IBM researchers and FUIJIFILM of Japan announced today they have demonstrated 85.9 billion bits per square inch, a new world record in areal data density on low-cost linear magnetic particulate tape. 85.9 billion bits per square inch translates to 154 terabytes of data roughly the text from 154 million books all stored on a standard tape cartridge measuring 4.02 Long x 4.15 Wide x 0.85 High. This is the third time IBM and FUJIFILM have achieved such a feat since 2006. But what does it mean? The Smarter Planet blog caught up with Dr. Mark Lantz from IBM’s Research lab in Zurich, Switzerland, recently to find out. Lantz has been working on exploratory tape with FUJIFILM since the first record was set more than eight years ago.
Smarter Planet: Why is 60 year-old tape so important today?
Mark Lantz: Even though Big Data is more than 60 years old it is very relevant today for one main reason — Big Data. Currently the rate of data creation is exploding with the total amount of data in the world more than doubling every two years, while at the same time the aerial density scaling of disk systems has fallen to less than 10% per year. So there is a big diversion between the rate at which we are creating data and our ability to cost effectively store it.
Fortunately tape systems are ideally suited to these kids of archival storage applications because they are very reliable with media lifetimes of 30 or more years compared to less than five years for a hard disk. The technology is very secure with built in encryption and probably the most important advantage of tape systems is cost. The total cost of ownership for archival tape-based system is more than 10 times less than that of a disk system.
SP: Can you explain the key innovations that made the new record possible?
ML: Our new record of 85.9 billion bits per square inch for areal data density on low-cost linear particulate media is enabled by four critical technologies. The first of these is a new barrium-ferrite media technology developed by FUJIFILM in collaboration with IBM. Secondly, we developed a new writer technology which enables us to take full advantage of the new media. Third, we developed a new signal processing technology which enables us to reliably detect the bits even though we shrunk the size of the bits by more than a factor of 40. Then finally we developed new track following technologies that enable us to control the position of the head on the tape down to the nanometer scale. This allows us to shrink the size of the written tracks down to less than 200 nanometers.

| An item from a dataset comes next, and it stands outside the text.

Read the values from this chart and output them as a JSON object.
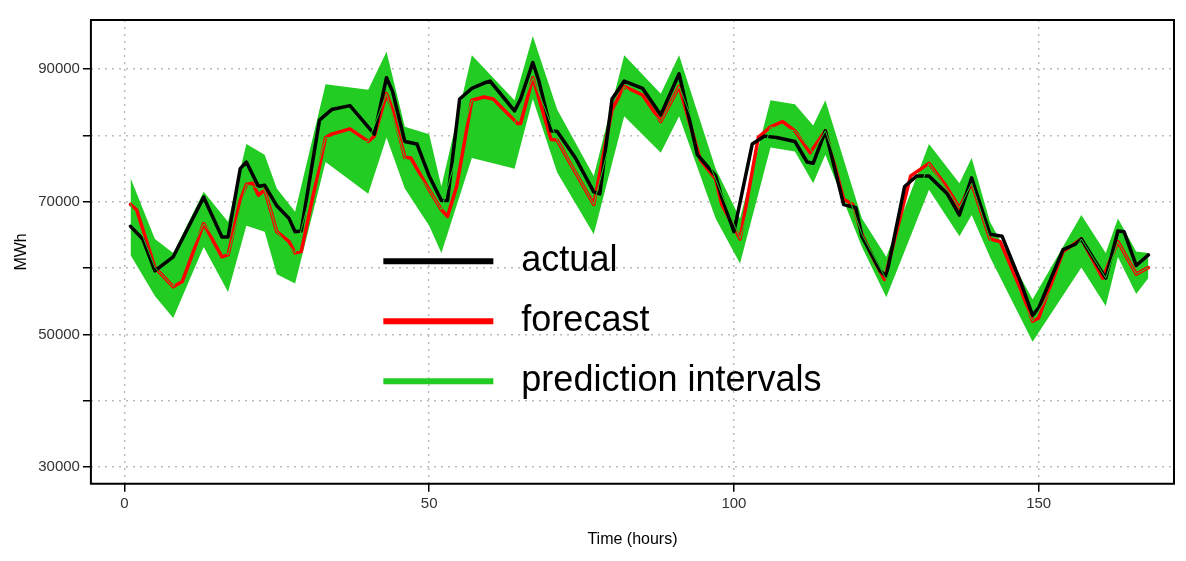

SP: What does your latest demonstration actually mean or prove?
ML: Tape technology is hear to stay. If we look at the most recent international storage industry consortium roadmap are demonstration shows that tape technology can continue to scale at historic rates of doubling the capacity of cartridges every two years for at least the next 10 years.
SP: Earlier this month at 2014 Intermag conference, based on measurements from IBM scientists in Almaden, California, it was shown that there is potential to continue scaling tape areal densities beyond 85.9 billion bits per square inch. What did they study and how does this work differ from your research?
ML: Yes, this research is based on sputtered media, similar to what is used in hard disks. This is fascinating research, but it’s much more expensive than the low cost particulate media we used for our demonstration and as I mentioned earlier low cost is a critical benefit of tape. Another difference is that Almaden work was conducted in a very controlled lab environment with special equipment, which operates at speeds that are much, much slower than the speed of tape drives, making it very difficult to determine what kind of performance to expect in an actual tape drive.